Going from stuck on a sandbar the first day of practice to a Top 12 finish at what was probably the most important event of the season for me was pretty incredible, but I’ll take it.
I’m sure everybody’s heard about how I ran aground on the first day of practice at La Crosse, and I’ll admit, it wasn’t my favorite moment from that final Elite Series event. But I think this was a good lesson in how important it is to manage the mental part of this sport and keep yourself focused on what you have to do.
In my case, I had to have a good finish at that event in order to qualify for next year’s Bassmaster Classic. There was no way around it — that tournament was do or die for me. I still needed to have a decent finish the next week at the Toyota Bassmaster Angler of the Year Championship, but without a strong performance at La Crosse, my Classic hopes would have been sunk.
What was frustrating about that sandbar incident was how much it limited my practice effort. I got stuck on my way back to the ramp from the first day of practice, and I spent the night out there with the raccoons and mosquitos.
I did find some fish on that first day, but I didn’t find enough to last the whole tournament. I was hoping to get some time to build on that, but I had some factors working against me.
For one thing, I didn’t get my boat off the sandbar until 10:30 the next morning. Of course, I wanted to take it to the service trailer and get it thoroughly checked, because the last thing you want to do is get out there on the first day of the tournament and blow up your engine because you got sand in it.
Then, of course, you’re batteries aren’t charged because you’ve sat out there all night. I let them charge a while and finally got on the water about 2 o’clock that second day and practiced until a storm rolled in about 6. I didn’t get to look around much that day, and then the third day of practice was a short one, so I had to make the best of it.
Looking back, the last thing I wanted was to be sitting there on that sandbar, I can promise you that. I had so much on the line, and I was eager to get back to my practice plan because, I thought I could expand on what I had found that first day.
In a couple of my places, whenever I’d catch one, there would be a bunch with it. The only problem was that they all seemed to be the same size — 2 1/2, 2 3/4, maybe a 3-pounder mixed in there with them.
I never saw any really big fish in practice, but the first morning of the tournament, I pulled up to my place and the first fish I caught was a 4 1/2-pound smallmouth.

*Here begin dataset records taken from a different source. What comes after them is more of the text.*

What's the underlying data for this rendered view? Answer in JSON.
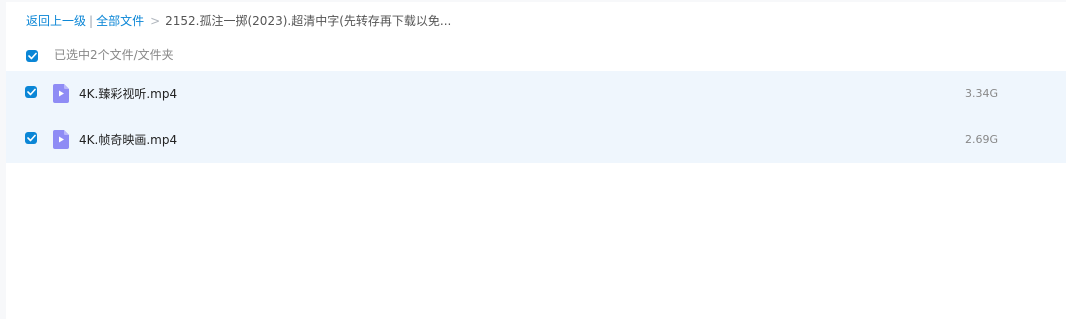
{
  "breadcrumb": {
    "back_label": "返回上一级",
    "separator": "|",
    "all_files_label": "全部文件",
    "arrow": ">",
    "current_folder": "2152.孤注一掷(2023).超清中字(先转存再下载以免..."
  },
  "selection": {
    "summary": "已选中2个文件/文件夹",
    "checked": true
  },
  "files": [
    {
      "name": "4K.臻彩视听.mp4",
      "size": "3.34G",
      "checked": true,
      "icon": "video-file-icon"
    },
    {
      "name": "4K.帧奇映画.mp4",
      "size": "2.69G",
      "checked": true,
      "icon": "video-file-icon"
    }
  ],
  "colors": {
    "accent": "#0b86d6",
    "row_selected_bg": "#eff6fd",
    "video_icon": "#8f8cf5"
  }
}
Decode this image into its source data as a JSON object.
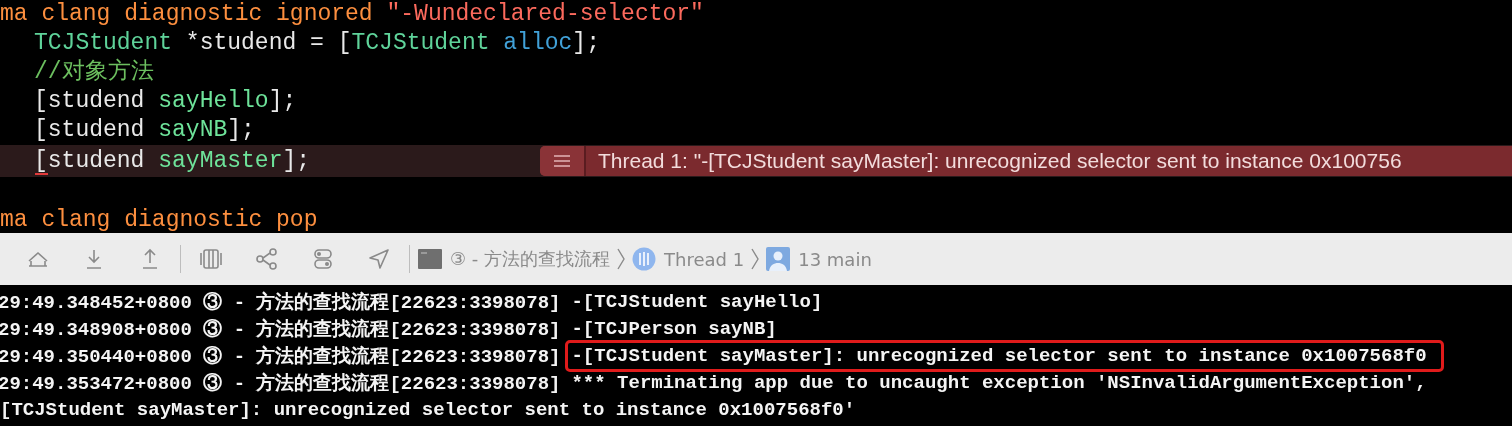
{
  "editor": {
    "lines": [
      {
        "kind": "directive",
        "segments": [
          {
            "text": "ma clang diagnostic ignored ",
            "kind": "preprocessor"
          },
          {
            "text": "\"-Wundeclared-selector\"",
            "kind": "string"
          }
        ],
        "error": false
      },
      {
        "kind": "code",
        "segments": [
          {
            "text": "TCJStudent",
            "kind": "class"
          },
          {
            "text": " *studend = [",
            "kind": "plain"
          },
          {
            "text": "TCJStudent",
            "kind": "class"
          },
          {
            "text": " alloc",
            "kind": "system"
          },
          {
            "text": "];",
            "kind": "plain"
          }
        ],
        "error": false
      },
      {
        "kind": "code",
        "segments": [
          {
            "text": "//对象方法",
            "kind": "comment"
          }
        ],
        "error": false
      },
      {
        "kind": "code",
        "segments": [
          {
            "text": "[studend ",
            "kind": "plain"
          },
          {
            "text": "sayHello",
            "kind": "method"
          },
          {
            "text": "];",
            "kind": "plain"
          }
        ],
        "error": false
      },
      {
        "kind": "code",
        "segments": [
          {
            "text": "[studend ",
            "kind": "plain"
          },
          {
            "text": "sayNB",
            "kind": "method"
          },
          {
            "text": "];",
            "kind": "plain"
          }
        ],
        "error": false
      },
      {
        "kind": "code",
        "segments": [
          {
            "text": "[studend ",
            "kind": "plain"
          },
          {
            "text": "sayMaster",
            "kind": "method"
          },
          {
            "text": "];",
            "kind": "plain"
          }
        ],
        "error": true
      },
      {
        "kind": "blank",
        "error": false
      },
      {
        "kind": "directive",
        "segments": [
          {
            "text": "ma clang diagnostic pop",
            "kind": "preprocessor"
          }
        ],
        "error": false
      }
    ],
    "error_banner": {
      "text": "Thread 1: \"-[TCJStudent sayMaster]: unrecognized selector sent to instance 0x100756"
    }
  },
  "debug_bar": {
    "breadcrumbs": [
      {
        "text": "③ - 方法的查找流程",
        "kind": "process"
      },
      {
        "text": "Thread 1",
        "kind": "thread"
      },
      {
        "text": "13 main",
        "kind": "frame"
      }
    ]
  },
  "console": {
    "lines": [
      {
        "prefix": "29:49.348452+0800 ③ - 方法的查找流程[22623:3398078]",
        "message": "-[TCJStudent sayHello]",
        "boxed": false
      },
      {
        "prefix": "29:49.348908+0800 ③ - 方法的查找流程[22623:3398078]",
        "message": "-[TCJPerson sayNB]",
        "boxed": false
      },
      {
        "prefix": "29:49.350440+0800 ③ - 方法的查找流程[22623:3398078]",
        "message": "-[TCJStudent sayMaster]: unrecognized selector sent to instance 0x1007568f0",
        "boxed": true
      },
      {
        "prefix": "29:49.353472+0800 ③ - 方法的查找流程[22623:3398078]",
        "message": "*** Terminating app due to uncaught exception 'NSInvalidArgumentException',",
        "boxed": false
      },
      {
        "message": "[TCJStudent sayMaster]: unrecognized selector sent to instance 0x1007568f0'",
        "boxed": false
      }
    ]
  }
}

That was very encouraging because in this area, that’s like catching a 7- to 8-pounder. A 4-pounder or a 4-plus is your kicker fish and those are hard to come by.
Throughout the day, I tried not to fish too many of my places. I only fished three spots and caught several fish the size of that first one and by 11:30, I had 17 pounds. I knew it was going to be all right because I hadn’t fished all my stuff yet.
When I ended up leading Day 1, it was like a sigh of relief. My back was against the wall, but that removed a lot of pressure.
After that, I thought I might actually have a chance to win, but the water kept rising and rising. There was too much current on the places I was fishing, and it washed away a bunch of those fish.
The good thing was, after catching 17-10 on Day 1, I knew I didn’t have to catch them that great the next day. A 12 1/2- to 13-pound bag would get me to mid-pack where I needed to be for points. I felt pretty confident that I could catch that much again on Day 3 and get a solid finish.
Well, I caught them pretty decent again and made the Top 12. Once I did that, I knew I was good in the points, as far as making it into the Classic. That enabled me to go into the final day relaxed.
By then, I had pretty well figured out that there was no chance for me to win the tournament, but considering what I had been through, it felt like I had won. I did what I had to do; I had a great finish, got points, made the Classic and went into the Angler of the Year Championship that following week not needing to stress over having to catch them really well.
Speaking of stress, I could’ve gotten mad about being stuck on a sandbar, but that wouldn’t have helped me. I guess it’s just my demeanor; I don’t get rattled that easily.
I think it would have been harder to deal with if I had not done well my first day of practice. But I had something to build on, so that probably helped me maintain a positive perspective.
It was still an uneasy feeling, for sure, but you can’t worry about the time you lost. You have to think about the time you do have and make the best of it.
You know, ending this season on a positive note helps, but the things that went wrong earlier in the season, that’s what makes you a better fisherman. My granddaddy and my daddy both said, “The best lessons learned are the hard lessons learned.”
I had plenty of those this year.
Yes, I’m glad to come out of it on a high note because going to Lacrosse and then coming back from Minnesota, that’s a long haul for a guy from South Carolina. If you went up there and struck out, that’s a big expense at the end of the year to come up short on.
So, doing well makes it all worthwhile. It allows you to go into the next season with good level of confidence and build on this year’s lessons.